Flamenco, Butoh, African, tap and modern dance were skillfully combined with speech and acting in Shigeko Suga's ''Shiku Hakku: The Eight Sufferings,'' which Indalo Artists presented on Sunday afternoon at the Club at La MaMa.

The production examined forms of human woe, and the action was both allegorical and grittily realistic. Dramatic vignettes were juxtaposed with danced outbursts, most of them derived from flamenco. Given the work's grimness, the relentless flamenco stampings and clappings came to symbolize inescapable doom. Some dramatic scenes concerned lonely individuals. In others, groups taunted outsiders.

A particularly effective sketch featured Alan Spaulding as a fellow who tried to do a jaunty tap dance while talking about his life. Yet as he mentioned his problems, other dancers burdened him with objects and his tapping grew heavy.

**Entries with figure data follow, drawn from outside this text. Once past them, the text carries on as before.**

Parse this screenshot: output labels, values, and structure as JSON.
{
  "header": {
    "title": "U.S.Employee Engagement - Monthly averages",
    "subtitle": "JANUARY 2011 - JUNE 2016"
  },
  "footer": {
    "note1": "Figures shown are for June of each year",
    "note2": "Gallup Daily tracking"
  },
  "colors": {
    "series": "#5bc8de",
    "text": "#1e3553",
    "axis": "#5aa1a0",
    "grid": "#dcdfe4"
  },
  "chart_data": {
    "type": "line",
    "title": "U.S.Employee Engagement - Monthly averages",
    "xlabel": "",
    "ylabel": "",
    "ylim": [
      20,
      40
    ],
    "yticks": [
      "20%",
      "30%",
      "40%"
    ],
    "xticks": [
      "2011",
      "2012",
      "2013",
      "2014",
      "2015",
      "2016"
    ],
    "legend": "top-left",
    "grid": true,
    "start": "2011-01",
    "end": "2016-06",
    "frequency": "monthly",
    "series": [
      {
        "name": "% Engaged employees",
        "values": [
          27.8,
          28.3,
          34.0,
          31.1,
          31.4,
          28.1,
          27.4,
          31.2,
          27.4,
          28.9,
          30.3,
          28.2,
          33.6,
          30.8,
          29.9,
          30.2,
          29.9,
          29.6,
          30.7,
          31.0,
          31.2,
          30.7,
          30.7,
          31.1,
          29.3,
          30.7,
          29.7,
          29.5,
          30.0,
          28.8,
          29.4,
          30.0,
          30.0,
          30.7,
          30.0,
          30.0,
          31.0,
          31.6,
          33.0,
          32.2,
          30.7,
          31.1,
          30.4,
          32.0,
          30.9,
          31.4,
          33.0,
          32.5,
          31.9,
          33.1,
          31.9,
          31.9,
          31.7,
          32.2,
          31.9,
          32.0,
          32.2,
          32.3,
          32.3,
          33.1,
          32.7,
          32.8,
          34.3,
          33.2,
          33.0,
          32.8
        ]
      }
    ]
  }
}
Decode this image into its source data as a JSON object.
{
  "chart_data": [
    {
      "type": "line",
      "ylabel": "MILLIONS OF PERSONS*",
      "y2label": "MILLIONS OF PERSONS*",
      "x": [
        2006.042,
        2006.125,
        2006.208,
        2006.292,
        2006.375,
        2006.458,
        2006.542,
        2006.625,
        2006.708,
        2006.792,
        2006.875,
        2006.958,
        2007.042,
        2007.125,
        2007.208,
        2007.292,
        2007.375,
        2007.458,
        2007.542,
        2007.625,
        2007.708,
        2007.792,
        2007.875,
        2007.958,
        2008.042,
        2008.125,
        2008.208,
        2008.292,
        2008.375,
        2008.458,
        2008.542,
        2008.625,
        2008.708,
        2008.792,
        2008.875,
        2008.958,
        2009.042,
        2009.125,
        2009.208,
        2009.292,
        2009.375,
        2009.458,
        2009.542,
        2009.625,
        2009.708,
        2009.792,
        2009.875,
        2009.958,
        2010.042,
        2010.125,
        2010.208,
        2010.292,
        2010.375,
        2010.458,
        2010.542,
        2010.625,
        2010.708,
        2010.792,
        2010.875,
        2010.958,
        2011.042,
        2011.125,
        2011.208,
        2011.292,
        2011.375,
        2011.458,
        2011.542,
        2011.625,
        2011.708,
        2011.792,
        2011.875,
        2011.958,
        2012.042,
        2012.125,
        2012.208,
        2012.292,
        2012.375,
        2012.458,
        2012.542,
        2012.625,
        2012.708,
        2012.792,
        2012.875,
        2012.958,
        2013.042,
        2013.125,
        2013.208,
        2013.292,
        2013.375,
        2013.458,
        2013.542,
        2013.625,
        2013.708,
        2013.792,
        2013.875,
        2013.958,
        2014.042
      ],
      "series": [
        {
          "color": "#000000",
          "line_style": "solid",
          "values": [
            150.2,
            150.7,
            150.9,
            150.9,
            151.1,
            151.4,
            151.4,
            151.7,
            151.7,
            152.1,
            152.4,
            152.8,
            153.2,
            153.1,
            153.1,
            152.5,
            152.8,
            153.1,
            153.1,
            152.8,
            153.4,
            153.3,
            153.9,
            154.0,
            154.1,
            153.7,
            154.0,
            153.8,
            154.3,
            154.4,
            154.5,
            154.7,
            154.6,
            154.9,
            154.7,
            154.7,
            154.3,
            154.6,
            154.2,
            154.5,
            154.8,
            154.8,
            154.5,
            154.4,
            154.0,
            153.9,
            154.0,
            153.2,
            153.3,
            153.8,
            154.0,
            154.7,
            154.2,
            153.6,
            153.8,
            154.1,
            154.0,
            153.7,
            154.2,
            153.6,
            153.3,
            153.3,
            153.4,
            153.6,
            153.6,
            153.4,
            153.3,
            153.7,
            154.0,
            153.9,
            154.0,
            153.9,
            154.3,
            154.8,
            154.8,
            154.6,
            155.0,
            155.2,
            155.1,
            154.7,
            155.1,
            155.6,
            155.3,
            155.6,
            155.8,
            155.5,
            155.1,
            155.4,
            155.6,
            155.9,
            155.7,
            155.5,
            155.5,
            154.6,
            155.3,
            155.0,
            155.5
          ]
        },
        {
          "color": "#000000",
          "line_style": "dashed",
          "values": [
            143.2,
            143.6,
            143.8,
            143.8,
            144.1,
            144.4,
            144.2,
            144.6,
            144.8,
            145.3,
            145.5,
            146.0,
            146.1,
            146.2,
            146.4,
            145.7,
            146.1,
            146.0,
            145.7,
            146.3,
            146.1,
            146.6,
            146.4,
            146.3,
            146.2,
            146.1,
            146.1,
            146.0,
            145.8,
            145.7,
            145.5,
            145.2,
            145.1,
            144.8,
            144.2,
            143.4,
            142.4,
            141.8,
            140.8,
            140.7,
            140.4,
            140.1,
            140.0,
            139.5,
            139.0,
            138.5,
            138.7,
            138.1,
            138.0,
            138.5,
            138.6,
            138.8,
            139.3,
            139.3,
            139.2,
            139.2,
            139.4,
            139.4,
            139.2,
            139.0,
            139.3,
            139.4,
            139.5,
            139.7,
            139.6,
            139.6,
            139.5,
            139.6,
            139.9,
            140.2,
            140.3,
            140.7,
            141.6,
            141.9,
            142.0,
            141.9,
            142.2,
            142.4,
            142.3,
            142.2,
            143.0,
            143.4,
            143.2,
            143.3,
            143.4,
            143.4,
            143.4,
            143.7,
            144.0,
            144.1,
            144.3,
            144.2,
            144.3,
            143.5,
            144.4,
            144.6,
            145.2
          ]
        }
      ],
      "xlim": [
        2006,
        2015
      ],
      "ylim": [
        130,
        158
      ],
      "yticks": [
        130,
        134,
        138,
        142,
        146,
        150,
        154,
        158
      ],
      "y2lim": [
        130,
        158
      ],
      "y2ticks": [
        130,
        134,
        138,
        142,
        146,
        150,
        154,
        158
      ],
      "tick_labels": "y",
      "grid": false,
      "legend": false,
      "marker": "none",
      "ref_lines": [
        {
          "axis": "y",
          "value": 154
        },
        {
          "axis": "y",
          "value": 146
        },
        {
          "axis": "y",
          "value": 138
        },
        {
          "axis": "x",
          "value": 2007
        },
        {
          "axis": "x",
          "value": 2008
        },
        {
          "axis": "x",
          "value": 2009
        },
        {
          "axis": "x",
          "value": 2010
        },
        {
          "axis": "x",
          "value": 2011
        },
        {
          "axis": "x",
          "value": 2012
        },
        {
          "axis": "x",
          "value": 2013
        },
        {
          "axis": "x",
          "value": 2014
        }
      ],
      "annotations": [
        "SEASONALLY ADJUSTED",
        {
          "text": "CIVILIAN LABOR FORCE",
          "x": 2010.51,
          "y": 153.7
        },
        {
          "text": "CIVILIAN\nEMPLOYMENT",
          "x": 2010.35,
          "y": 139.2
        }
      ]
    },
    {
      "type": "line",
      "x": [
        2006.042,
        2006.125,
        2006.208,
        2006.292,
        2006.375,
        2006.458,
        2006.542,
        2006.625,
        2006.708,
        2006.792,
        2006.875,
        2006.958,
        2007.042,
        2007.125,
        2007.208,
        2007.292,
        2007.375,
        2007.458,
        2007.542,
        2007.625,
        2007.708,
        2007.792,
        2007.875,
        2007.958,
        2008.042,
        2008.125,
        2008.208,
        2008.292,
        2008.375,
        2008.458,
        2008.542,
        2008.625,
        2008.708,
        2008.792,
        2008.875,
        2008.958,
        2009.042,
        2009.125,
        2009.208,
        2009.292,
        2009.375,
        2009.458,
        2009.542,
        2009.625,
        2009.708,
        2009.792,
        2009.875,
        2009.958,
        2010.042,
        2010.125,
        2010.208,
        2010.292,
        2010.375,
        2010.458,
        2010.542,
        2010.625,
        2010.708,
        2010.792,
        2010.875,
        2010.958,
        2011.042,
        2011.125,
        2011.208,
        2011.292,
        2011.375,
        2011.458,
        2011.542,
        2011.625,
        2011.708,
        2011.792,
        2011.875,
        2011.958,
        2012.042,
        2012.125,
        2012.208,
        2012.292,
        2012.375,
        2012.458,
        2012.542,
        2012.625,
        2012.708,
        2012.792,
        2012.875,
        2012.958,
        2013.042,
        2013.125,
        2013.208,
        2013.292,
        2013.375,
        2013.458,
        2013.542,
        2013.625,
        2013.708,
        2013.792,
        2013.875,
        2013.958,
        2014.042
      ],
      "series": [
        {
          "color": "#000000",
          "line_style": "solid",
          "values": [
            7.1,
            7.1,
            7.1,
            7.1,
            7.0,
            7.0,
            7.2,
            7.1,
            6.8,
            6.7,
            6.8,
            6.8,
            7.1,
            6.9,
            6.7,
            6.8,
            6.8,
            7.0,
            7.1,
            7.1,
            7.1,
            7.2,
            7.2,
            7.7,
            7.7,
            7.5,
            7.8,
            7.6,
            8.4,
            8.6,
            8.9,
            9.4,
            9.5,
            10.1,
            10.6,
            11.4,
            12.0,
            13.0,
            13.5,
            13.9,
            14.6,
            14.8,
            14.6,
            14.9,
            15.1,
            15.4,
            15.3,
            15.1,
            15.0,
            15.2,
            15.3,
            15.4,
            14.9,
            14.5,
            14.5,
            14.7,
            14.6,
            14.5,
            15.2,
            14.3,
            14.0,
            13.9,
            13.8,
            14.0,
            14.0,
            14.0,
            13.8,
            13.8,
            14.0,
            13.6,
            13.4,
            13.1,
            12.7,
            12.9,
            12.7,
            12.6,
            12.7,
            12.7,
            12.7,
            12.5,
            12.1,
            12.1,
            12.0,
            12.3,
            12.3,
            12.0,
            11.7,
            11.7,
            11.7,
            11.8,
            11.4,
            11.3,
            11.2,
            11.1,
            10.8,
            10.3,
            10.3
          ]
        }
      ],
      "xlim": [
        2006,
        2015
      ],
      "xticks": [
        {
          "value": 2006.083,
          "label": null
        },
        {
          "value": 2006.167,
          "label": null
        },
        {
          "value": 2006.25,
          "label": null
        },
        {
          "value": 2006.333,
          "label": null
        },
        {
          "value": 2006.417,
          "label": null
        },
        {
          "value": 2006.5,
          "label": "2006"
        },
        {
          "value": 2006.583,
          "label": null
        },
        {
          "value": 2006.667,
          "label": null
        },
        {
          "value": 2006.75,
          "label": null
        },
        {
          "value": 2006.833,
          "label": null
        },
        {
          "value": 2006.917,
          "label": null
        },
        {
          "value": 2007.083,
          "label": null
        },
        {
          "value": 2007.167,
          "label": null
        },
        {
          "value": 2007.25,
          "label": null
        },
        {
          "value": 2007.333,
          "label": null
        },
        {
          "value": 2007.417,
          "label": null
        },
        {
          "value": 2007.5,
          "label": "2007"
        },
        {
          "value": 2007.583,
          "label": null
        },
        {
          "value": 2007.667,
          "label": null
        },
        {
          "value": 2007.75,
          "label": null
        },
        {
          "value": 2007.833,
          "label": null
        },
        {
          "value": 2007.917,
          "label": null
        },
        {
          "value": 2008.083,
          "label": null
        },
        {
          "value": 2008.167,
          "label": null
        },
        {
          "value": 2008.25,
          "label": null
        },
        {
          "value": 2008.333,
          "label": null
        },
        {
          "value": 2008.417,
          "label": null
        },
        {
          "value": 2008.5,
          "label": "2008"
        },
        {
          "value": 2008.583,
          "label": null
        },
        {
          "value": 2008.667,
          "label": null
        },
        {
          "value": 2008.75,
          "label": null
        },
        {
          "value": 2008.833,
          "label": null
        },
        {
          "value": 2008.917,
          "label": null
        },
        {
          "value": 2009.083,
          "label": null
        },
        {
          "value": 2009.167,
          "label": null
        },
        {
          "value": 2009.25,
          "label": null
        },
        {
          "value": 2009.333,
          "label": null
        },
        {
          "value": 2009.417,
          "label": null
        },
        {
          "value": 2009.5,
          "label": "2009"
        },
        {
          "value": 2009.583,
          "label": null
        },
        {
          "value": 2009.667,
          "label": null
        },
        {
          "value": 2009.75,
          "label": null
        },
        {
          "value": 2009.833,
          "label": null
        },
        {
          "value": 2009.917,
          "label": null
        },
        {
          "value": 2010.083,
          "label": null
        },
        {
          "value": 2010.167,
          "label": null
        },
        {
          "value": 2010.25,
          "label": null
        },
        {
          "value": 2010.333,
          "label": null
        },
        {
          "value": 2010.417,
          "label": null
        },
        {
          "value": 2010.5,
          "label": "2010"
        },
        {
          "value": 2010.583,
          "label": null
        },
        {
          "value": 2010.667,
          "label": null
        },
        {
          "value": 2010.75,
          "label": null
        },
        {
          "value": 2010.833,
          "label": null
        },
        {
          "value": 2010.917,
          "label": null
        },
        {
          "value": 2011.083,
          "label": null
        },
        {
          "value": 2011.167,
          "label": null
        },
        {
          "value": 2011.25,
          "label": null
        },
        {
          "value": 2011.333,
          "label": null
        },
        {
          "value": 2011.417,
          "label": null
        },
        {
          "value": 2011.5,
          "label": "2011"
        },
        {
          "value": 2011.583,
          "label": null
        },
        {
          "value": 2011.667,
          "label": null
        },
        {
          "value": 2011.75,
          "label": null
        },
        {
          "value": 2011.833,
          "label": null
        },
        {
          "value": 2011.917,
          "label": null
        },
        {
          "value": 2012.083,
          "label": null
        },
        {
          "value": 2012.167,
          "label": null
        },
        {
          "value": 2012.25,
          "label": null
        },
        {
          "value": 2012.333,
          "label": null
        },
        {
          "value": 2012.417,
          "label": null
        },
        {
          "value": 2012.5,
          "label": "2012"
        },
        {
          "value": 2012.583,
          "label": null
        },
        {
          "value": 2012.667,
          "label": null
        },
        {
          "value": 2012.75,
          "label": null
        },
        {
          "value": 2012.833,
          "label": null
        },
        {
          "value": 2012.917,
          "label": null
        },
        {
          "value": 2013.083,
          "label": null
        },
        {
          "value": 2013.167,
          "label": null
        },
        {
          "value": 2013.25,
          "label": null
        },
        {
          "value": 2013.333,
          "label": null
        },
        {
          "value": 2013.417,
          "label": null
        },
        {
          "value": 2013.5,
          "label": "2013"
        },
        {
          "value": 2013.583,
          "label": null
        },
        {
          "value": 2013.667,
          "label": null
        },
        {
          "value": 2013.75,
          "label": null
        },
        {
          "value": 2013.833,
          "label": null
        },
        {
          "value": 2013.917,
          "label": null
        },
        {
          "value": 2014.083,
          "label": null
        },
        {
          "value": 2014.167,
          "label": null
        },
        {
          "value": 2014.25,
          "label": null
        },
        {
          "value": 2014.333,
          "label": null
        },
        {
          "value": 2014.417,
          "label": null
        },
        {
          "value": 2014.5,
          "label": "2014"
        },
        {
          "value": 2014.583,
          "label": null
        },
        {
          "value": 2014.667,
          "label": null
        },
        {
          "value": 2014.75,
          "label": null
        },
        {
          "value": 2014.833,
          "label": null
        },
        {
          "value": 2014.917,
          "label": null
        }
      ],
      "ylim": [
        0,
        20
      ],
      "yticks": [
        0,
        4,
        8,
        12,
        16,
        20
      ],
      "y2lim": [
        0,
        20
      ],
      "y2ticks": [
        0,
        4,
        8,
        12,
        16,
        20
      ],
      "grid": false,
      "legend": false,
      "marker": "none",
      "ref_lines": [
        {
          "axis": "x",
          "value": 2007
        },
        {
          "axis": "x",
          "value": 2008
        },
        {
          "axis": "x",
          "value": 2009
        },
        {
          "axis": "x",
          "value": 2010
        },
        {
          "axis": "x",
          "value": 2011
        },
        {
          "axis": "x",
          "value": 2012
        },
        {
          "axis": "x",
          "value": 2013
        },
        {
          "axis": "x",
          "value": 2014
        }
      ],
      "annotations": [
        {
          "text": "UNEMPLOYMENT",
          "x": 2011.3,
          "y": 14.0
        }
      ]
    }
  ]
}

Throughout the production, Gwyneth Leech drew portraits of the cast in India ink on sheets attached to the space's walls. But near the conclusion, she depicted mothers and babies. Kumi Kuwahata danced a solo in which she seemed to be giving birth and people in shining robes approached her joyfully. The moment suggested that despite the world's miseries, new life can offer new hope.

The cast included Minouche Waring, Atsuko Kino, Mami Nakae, Bergin Michaels and Ms. Suga. Ms. Nakae, Ms. Kino and Mr. Spaulding created some of the dances. There was additional choreography by Maria Alba, Mieko Sieto, Elena Andujar and Masahiro Kunii. And Yukio Tsuji was a guest artist in an original percussion score by Yoshitaka Shimada.

The production continues through Sunday in the intimate cafe at La MaMa, the theatrical complex at 74 East Fourth Street, East Village.